Birth Defects Research Part A: Clinical and Molecular Teratology
Volume 94, Issue 7, pages 499–510, July 2012
How to Cite
Carmichael, S. L., Shaw, G. M. and Lammer, E. J. (2012), Environmental and genetic contributors to hypospadias: A review of the epidemiologic evidence. Birth Defects Research Part A: Clinical and Molecular Teratology, 94: 499–510. doi: 10.1002/bdra.23021
- Issue published online: 9 JUL 2012
- Article first published online: 8 JUN 2012
- Manuscript Accepted: 28 MAR 2012
- Manuscript Revised: 22 MAR 2012
- Manuscript Received: 31 JAN 2012
- National Institutes of Health. Grant Number: R01ES017060
- Centers for Disease Control and Prevention.
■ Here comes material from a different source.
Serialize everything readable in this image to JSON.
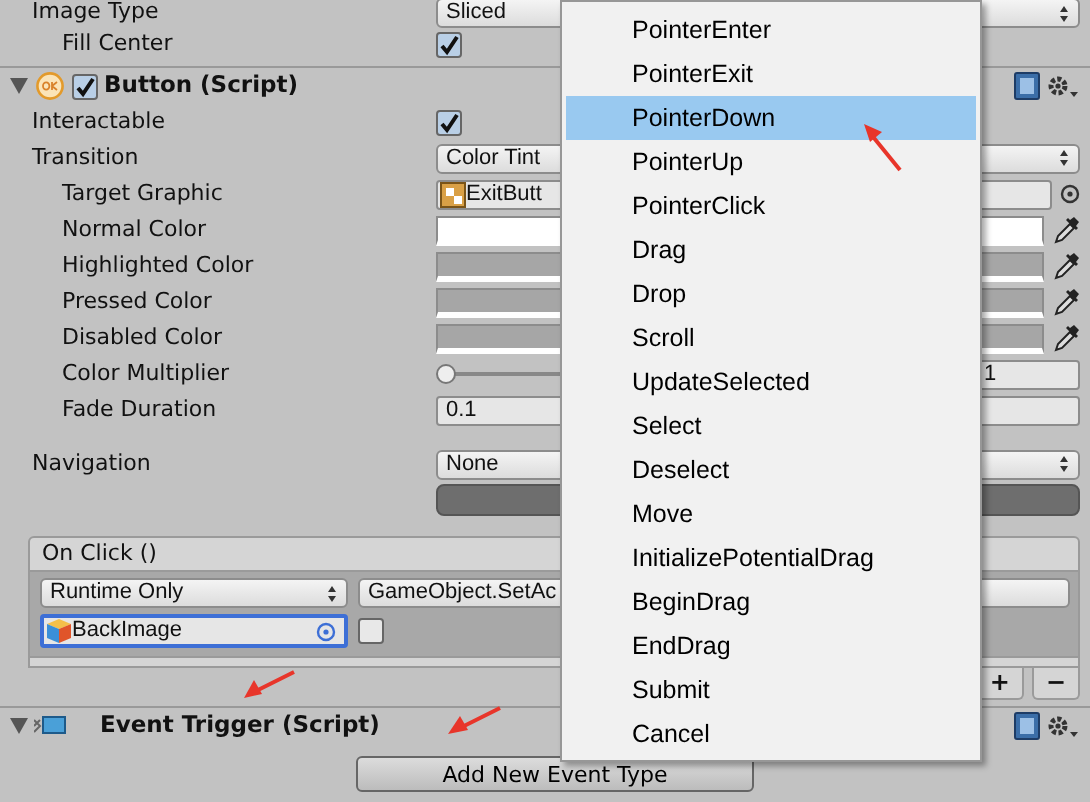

Grant Number: 6U01DD000489
This review evaluates current knowledge related to trends in the prevalence of hypospadias, the association of hypospadias with endocrine-disrupting exposures, and the potential contribution of genetic susceptibility to its etiology. The review focuses on epidemiologic evidence. Increasing prevalence of hypospadias has been observed, but such increases tend to be localized to specific regions or time periods. Thus, generalized statements that hypospadias is increasing are unsupported. Owing to the limitations of study designs and inconsistent results, firm conclusions cannot be made regarding the association of endocrine-disrupting exposures with hypospadias. Studies with more rigorous study designs (e.g., larger and more detailed phenotypes) and exposure assessment that encompasses more breadth and depth (e.g., specific endocrine-related chemicals) will be critical to make better inferences about these important environmental exposures. Many candidate genes for hypospadias have been identified, but few of them have been examined to an extent that enables solid conclusions. Further study is needed that includes larger sample sizes, comparison groups that are more representative of the populations from which the cases were derived, phenotype-specific analyses, and more extensive exploration of variants. In conclusion, examining the associations of environmental and genetic factors with hypospadias remain important areas of inquiry, although our actual understanding of their contribution to hypospadias risk in humans is currently limited. Birth Defects Research (Part A) 2012. © 2012 Wiley Periodicals, Inc.